I don't have a studio right now so the mess is contained to the desk, but in college I did have a studio. Calling it a studio is a chic way of putting it. In reality, the studio space was located in an "abandoned" office building that used to house the Yale Art Gallery administration. The building was due to be demolished and repaved into a parking lot shortly after my graduation. Pre-demolition, it was pitched that undergraduate art majors use it as studio space (even though it was poorly ventilated and poorly lit). I was lucky and won the lottery draw, and so I received a "studio" my junior year (a rarity) which I then inherited for my senior thesis work.
The office building was brick and open floor plan, just generally super, super funky with its layout. There were no partitions or delineations where one office began and the other started, with some rooms meaning to contain whole teams of people and others only one individual. There was a walkway-bridge-type situation inside the building that would connect about 5 private offices (meaning the heads of heads would sit up there because the offices were not open and, in fact, had closing doors). My studio was one of these rooms: it was carpeted and completely empty and very warm. It had no furniture. It got very little light, and so I rarely worked there when the sun was up. I put a mattress in my studio. Next, I began to hoard a lot of trash, like actual trash: giant discarded pieces of plastic, industrial sized bolts and metal debris, the rubber of a tire left on the side of the road next to the Walgreens I frequented. It didn’t resemble a dumpster though, as I was very good at organizing my hoard into cute piles.

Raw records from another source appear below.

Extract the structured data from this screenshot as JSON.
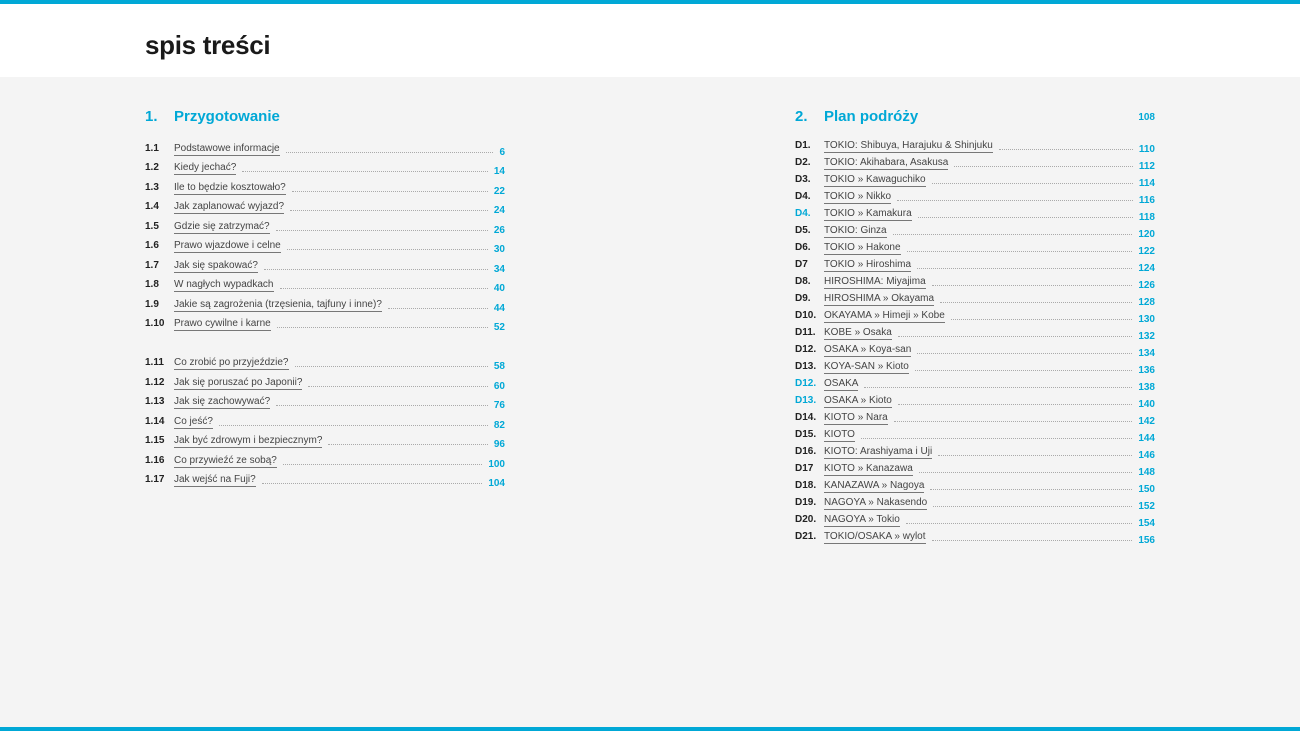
{
  "title": "spis treści",
  "colors": {
    "accent": "#00a8d6",
    "background": "#f4f4f4",
    "header": "#ffffff"
  },
  "section1": {
    "number": "1.",
    "title": "Przygotowanie",
    "items": [
      {
        "num": "1.1",
        "text": "Podstawowe informacje",
        "page": "6"
      },
      {
        "num": "1.2",
        "text": "Kiedy jechać?",
        "page": "14"
      },
      {
        "num": "1.3",
        "text": "Ile to będzie kosztowało?",
        "page": "22"
      },
      {
        "num": "1.4",
        "text": "Jak zaplanować wyjazd?",
        "page": "24"
      },
      {
        "num": "1.5",
        "text": "Gdzie się zatrzymać?",
        "page": "26"
      },
      {
        "num": "1.6",
        "text": "Prawo wjazdowe i celne",
        "page": "30"
      },
      {
        "num": "1.7",
        "text": "Jak się spakować?",
        "page": "34"
      },
      {
        "num": "1.8",
        "text": "W nagłych wypadkach",
        "page": "40"
      },
      {
        "num": "1.9",
        "text": "Jakie są zagrożenia (trzęsienia, tajfuny i inne)?",
        "page": "44"
      },
      {
        "num": "1.10",
        "text": "Prawo cywilne i karne",
        "page": "52"
      },
      {
        "num": "1.11",
        "text": "Co zrobić po przyjeździe?",
        "page": "58"
      },
      {
        "num": "1.12",
        "text": "Jak się poruszać po Japonii?",
        "page": "60"
      },
      {
        "num": "1.13",
        "text": "Jak się zachowywać?",
        "page": "76"
      },
      {
        "num": "1.14",
        "text": "Co jeść?",
        "page": "82"
      },
      {
        "num": "1.15",
        "text": "Jak być zdrowym i bezpiecznym?",
        "page": "96"
      },
      {
        "num": "1.16",
        "text": "Co przywieźć ze sobą?",
        "page": "100"
      },
      {
        "num": "1.17",
        "text": "Jak wejść na Fuji?",
        "page": "104"
      }
    ]
  },
  "section2": {
    "number": "2.",
    "title": "Plan podróży",
    "page": "108",
    "items": [
      {
        "num": "D1.",
        "text": "TOKIO: Shibuya, Harajuku & Shinjuku",
        "page": "110"
      },
      {
        "num": "D2.",
        "text": "TOKIO: Akihabara, Asakusa",
        "page": "112"
      },
      {
        "num": "D3.",
        "text": "TOKIO » Kawaguchiko",
        "page": "114"
      },
      {
        "num": "D4.",
        "text": "TOKIO » Nikko",
        "page": "116"
      },
      {
        "num": "D4.",
        "text": "TOKIO » Kamakura",
        "page": "118"
      },
      {
        "num": "D5.",
        "text": "TOKIO: Ginza",
        "page": "120"
      },
      {
        "num": "D6.",
        "text": "TOKIO » Hakone",
        "page": "122"
      },
      {
        "num": "D7",
        "text": "TOKIO » Hiroshima",
        "page": "124"
      },
      {
        "num": "D8.",
        "text": "HIROSHIMA: Miyajima",
        "page": "126"
      },
      {
        "num": "D9.",
        "text": "HIROSHIMA » Okayama",
        "page": "128"
      },
      {
        "num": "D10.",
        "text": "OKAYAMA » Himeji » Kobe",
        "page": "130"
      },
      {
        "num": "D11.",
        "text": "KOBE » Osaka",
        "page": "132"
      },
      {
        "num": "D12.",
        "text": "OSAKA » Koya-san",
        "page": "134"
      },
      {
        "num": "D13.",
        "text": "KOYA-SAN » Kioto",
        "page": "136"
      },
      {
        "num": "D12.",
        "text": "OSAKA",
        "page": "138"
      },
      {
        "num": "D13.",
        "text": "OSAKA » Kioto",
        "page": "140"
      },
      {
        "num": "D14.",
        "text": "KIOTO » Nara",
        "page": "142"
      },
      {
        "num": "D15.",
        "text": "KIOTO",
        "page": "144"
      },
      {
        "num": "D16.",
        "text": "KIOTO: Arashiyama i Uji",
        "page": "146"
      },
      {
        "num": "D17",
        "text": "KIOTO » Kanazawa",
        "page": "148"
      },
      {
        "num": "D18.",
        "text": "KANAZAWA » Nagoya",
        "page": "150"
      },
      {
        "num": "D19.",
        "text": "NAGOYA » Nakasendo",
        "page": "152"
      },
      {
        "num": "D20.",
        "text": "NAGOYA » Tokio",
        "page": "154"
      },
      {
        "num": "D21.",
        "text": "TOKIO/OSAKA » wylot",
        "page": "156"
      }
    ]
  }
}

I don’t have much documentation of how I would work during this time, but to paint a picture: imagine the walls covered in giant plastic tarps, covered with wet paint and glue, the gray of the carpet was no longer visible and completely covered in tissue paper, string, cloth, wooden boards, beads, seashells, and gallon bags full of dryer lint I collected from the college laundry rooms. Surprisingly, all this didn’t smell too bad. I would work within a nest of everything I had accumulated, everything simultaneously hidden but within an arm’s reach. My senior year, it became clear that I had outgrown my “studio” and so I expanded into an office next door, mirroring mine. Now I could have twice the amount of stuff…and I did. I began to collect pounds of seashells and my own hair. I got rid of the mattress to dissuade me from sleeping there. Those years, there was rarely an evening when I did not work in my studio(s).
Because I had a set space, and because I did not need to live there, no object was too small or too big to bring off the street. Anything could have been interpreted as “material” and I had become less and less picky, much more inventive, and easily excited by the refuse of other people. In contrast, now that there is no studio, now that I work at my desk (which is in my home and which I have to look at everyday), I severely limit my source material. I largely use paper because I can get it from books and books can sit on a shelf and look organized. Cut paper, when piled flat, takes up no room at all. I can longer harbor the rubber of an abandoned tire. The urge to work digitally is so strong now. Also, I’m less afraid of my cat eating a scrap of paper than a small, sharp piece of metal I neglected on the floor.
I still make a mess but it’s all different now. I don’t make anything larger than myself anymore. Most of the time it’s no bigger than the palm of my hand. It has all been compressed! Perhaps one day I will be able to unzip the file that I used to call my process. But until then, I will take all of my paper out and put all my paper away, over and over again.